Finally, music scholarship gets serious

I’m coming late to this, but I got a big kick out “In search of the click track“, a recent post on the new-ish blog Music Machinery. By analyzing slight variations in tempo via charts, it seems fairly straight-forward to determine which drummers are employing external cues to maintain a steady beat.

Blogger Paul Lamere starts by examining a track by a drummer who nobody believes used a click track, Ringo Starr:

Compare that to the pattern from a band so awful I wish they weren’t CanCon, Nickleback:

Pretty much indistinguishable from a drum machine. And I think I’d rather try to converse with a Roland DR-670 than with Daniel Adair.
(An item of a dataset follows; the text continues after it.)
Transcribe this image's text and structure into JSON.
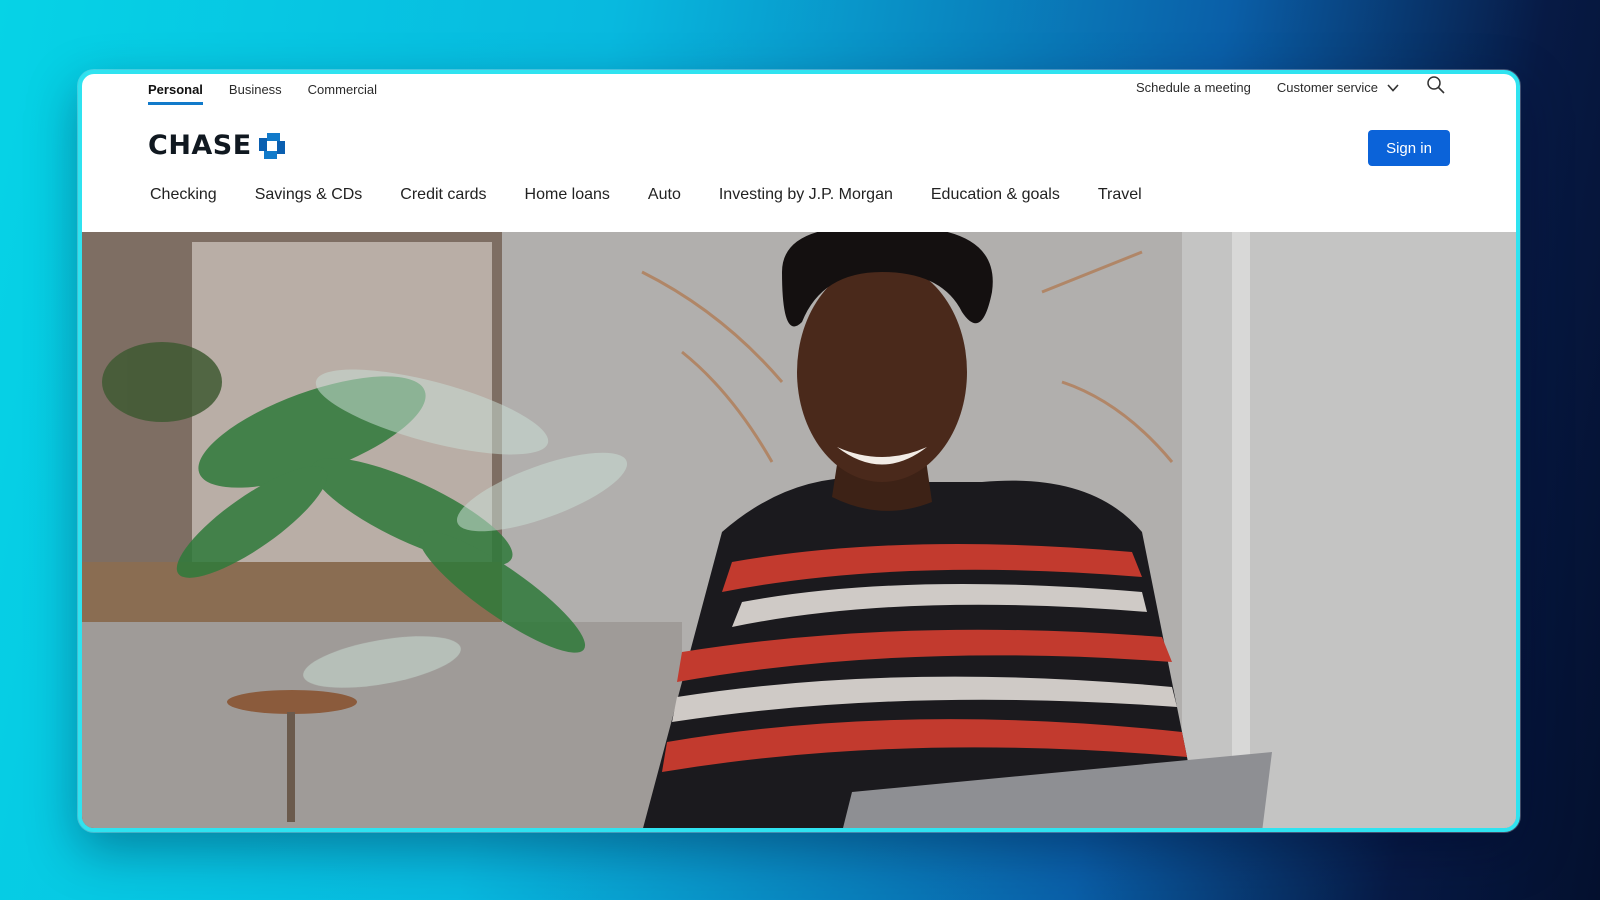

This exercise serves a higher purpose than a game of gotcha. For instance, here is the pattern for John Bonham’s drumming in “Stairway to Heaven”, which slowly and imperceptibly builds intensity. Apparently Jimmy Page once said that the song “speeds up like an adrenaline flow” (note that downward slope indicates shorter beat durations, or a faster tempo).

A fun mystery (for me, anyway) posed in a follow-up post – is Neil Peart using a click-track on “The Enemy Within”, or does the analysis merely confirm the hypothesis that he is indeed a superhuman being from outer space?
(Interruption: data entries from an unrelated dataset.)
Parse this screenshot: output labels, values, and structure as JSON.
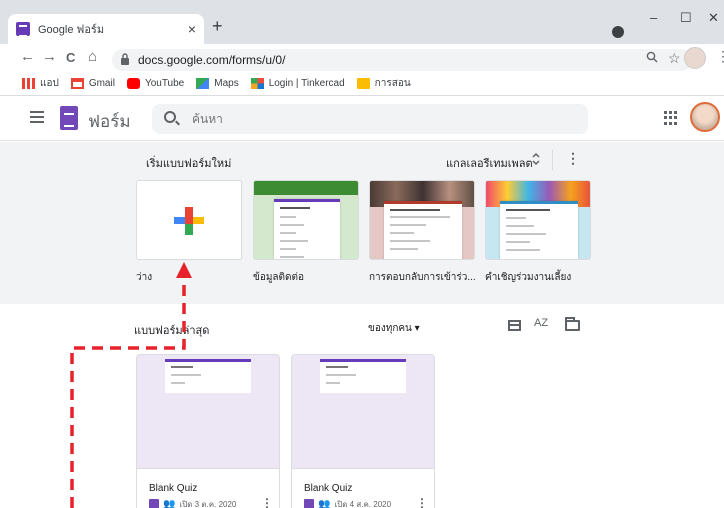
{
  "browser": {
    "tab_title": "Google ฟอร์ม",
    "tab_close": "×",
    "new_tab": "+",
    "win_min": "–",
    "win_max": "☐",
    "win_close": "✕",
    "url": "docs.google.com/forms/u/0/",
    "nav": {
      "back": "←",
      "forward": "→",
      "reload": "C",
      "home": "⌂"
    },
    "zoom_icon": "🔍",
    "star_icon": "☆",
    "menu_icon": "⋮",
    "bookmarks": [
      {
        "label": "แอป",
        "color": "#5f6368"
      },
      {
        "label": "Gmail",
        "color": "#ea4335"
      },
      {
        "label": "YouTube",
        "color": "#ff0000"
      },
      {
        "label": "Maps",
        "color": "#34a853"
      },
      {
        "label": "Login | Tinkercad",
        "color": "#1477d1"
      },
      {
        "label": "การสอน",
        "color": "#fbbc04"
      }
    ]
  },
  "header": {
    "app_name": "ฟอร์ม",
    "search_placeholder": "ค้นหา"
  },
  "gallery": {
    "title": "เริ่มแบบฟอร์มใหม่",
    "link": "แกลเลอรีเทมเพลต",
    "expand": "⌃⌄",
    "kebab": "⋮",
    "templates": [
      {
        "label": "ว่าง"
      },
      {
        "label": "ข้อมูลติดต่อ"
      },
      {
        "label": "การตอบกลับการเข้าร่ว..."
      },
      {
        "label": "คำเชิญร่วมงานเลี้ยง"
      }
    ]
  },
  "recent": {
    "title": "แบบฟอร์มล่าสุด",
    "owner_filter": "ของทุกคน ▾",
    "sort_icon": "AZ",
    "cards": [
      {
        "name": "Blank Quiz",
        "meta": "เปิด 3 ต.ค. 2020"
      },
      {
        "name": "Blank Quiz",
        "meta": "เปิด 4 ส.ค. 2020"
      }
    ],
    "shared_icon": "👥",
    "kebab": "⋮"
  },
  "colors": {
    "forms_purple": "#673ab7",
    "annotation_red": "#e8222a",
    "plus_red": "#ea4335",
    "plus_blue": "#4285f4",
    "plus_green": "#34a853",
    "plus_yellow": "#fbbc04"
  }
}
4 thoughts on “Finally, music scholarship gets serious

  1. I seem to recall from my guitar-geek magazine reading in the 1980s that Rush made no secret about using click tracks. He’s pretty human. The Ayn Rand obsession makes that clear enough, doesn’t it?

  2. Nice one John!

    True enough, Rush is so tech-friendly, there’s really no contradiction. I remember a funny interview with Geddy Lee in which he dissed vinyl purists… suggesting the vaunted “warmth” of the medium was just some vestigial (or perhaps nostalgic) longing for qualities best consigned to the rubbish bin of aural history.

  3. The real ringer here is Keith Moon, who had to use a click for the songs with taped backgrounds (“Baba O’Reilly” and “Won’t Get Fooled Again,” among others) but whose time took on a life of its own anyway.

    These visualizations are WONDERFUL and remind me why I grow so weary of the tick-tock drum machine rhythms in most pop songs today. I can feel the variations; they release endorphins. The tick-tock just hypnotizes me, and not in a good way.

    What a great insight you’ve documented here. Wowser.